I just told myself the wind was blowing a little too hard tonight.

5.

It was nearly midnight by the time I walked through my front door.

I turned the key as quietly as possible, but when I stepped inside, my mother was sitting rigid on the living room sofa.

She had clearly been waiting up for me.

Still rattled by the collision of my past and present, I forced a casual tone. "Mom, why are you still awake?"

The deep worry lines etched into her forehead relaxed slightly the moment she saw me safe. Her gaze swept over me, lingering on my face. "Nicola, why are you home so late? Your eyes are red. Have you been crying?"

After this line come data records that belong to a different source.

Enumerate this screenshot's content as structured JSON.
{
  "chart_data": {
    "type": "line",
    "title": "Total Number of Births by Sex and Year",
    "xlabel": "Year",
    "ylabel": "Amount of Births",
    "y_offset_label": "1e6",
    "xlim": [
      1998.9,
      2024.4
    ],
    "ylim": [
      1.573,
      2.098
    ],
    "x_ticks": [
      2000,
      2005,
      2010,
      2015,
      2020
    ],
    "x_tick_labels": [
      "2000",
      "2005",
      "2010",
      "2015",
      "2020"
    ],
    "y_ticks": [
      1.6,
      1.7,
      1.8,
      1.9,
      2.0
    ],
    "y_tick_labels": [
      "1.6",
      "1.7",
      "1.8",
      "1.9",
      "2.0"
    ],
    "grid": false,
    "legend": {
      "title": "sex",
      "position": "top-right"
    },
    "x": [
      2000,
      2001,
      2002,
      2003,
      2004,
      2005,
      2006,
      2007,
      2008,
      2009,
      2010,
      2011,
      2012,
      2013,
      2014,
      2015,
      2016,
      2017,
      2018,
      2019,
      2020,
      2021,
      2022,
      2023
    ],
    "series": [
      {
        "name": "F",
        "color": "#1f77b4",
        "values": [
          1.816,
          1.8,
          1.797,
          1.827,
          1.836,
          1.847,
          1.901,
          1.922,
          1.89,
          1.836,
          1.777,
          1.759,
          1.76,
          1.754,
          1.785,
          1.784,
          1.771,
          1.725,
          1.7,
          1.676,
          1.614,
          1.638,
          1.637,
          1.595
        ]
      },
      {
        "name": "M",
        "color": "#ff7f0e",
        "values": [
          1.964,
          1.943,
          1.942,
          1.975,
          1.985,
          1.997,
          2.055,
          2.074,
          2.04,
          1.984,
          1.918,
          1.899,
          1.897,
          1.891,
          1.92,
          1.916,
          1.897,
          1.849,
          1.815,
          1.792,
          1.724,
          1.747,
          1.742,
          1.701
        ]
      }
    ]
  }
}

I waved my hand dismissively, forcing a bright, easy smile as I dropped onto the couch beside her. "I was just in a really good mood tonight. Went out with the girls from work and had a few too many."

I leaned in closer to her, exaggerating a sloppy grin. "Smell me. Don't I reek of tequila?"

A shadow of doubt crossed my mother's eyes. She spoke quietly. "But you only ever drink like that when you're heartbroken or stressed. Did something happen tonight? Did you... run into someone?"

My stomach plummeted, but I kept my expression perfectly neutral. "Run into someone? Who would I possibly run into in a city this big?"

"I never said a name," she replied softly.

I was completely trapped. I couldn't find the words to spin a lie.

She sighed, her voice frail and tender. "Nicola, honey... I don't interfere in your love life. You know that. But as long as it's not him... As long as it's not Joseph. Not after what he did to"

She stopped herself, swallowing the rest of the sentence as if it were poison.

"Never mind. Let's not talk about him. I just... I never want to see you broken like that again."

A painful lump formed in my throat, burning all the way down to my chest. I forced the corners of my mouth up. "Mom, you have absolutely nothing to worry about. The only thing on my mind right now is making rent and keeping my head down at work. I don't have the luxury for anything else."

My mother looked at me, a deep, complicated sorrow in her eyes. Her lips parted, clearly wanting to say more, to dig into the old wounds.

But in the end, she just sighed and let the silence take over.

I knew exactly what she wanted to ask. She wanted to talk about three years ago.

And what exactly happened three years ago?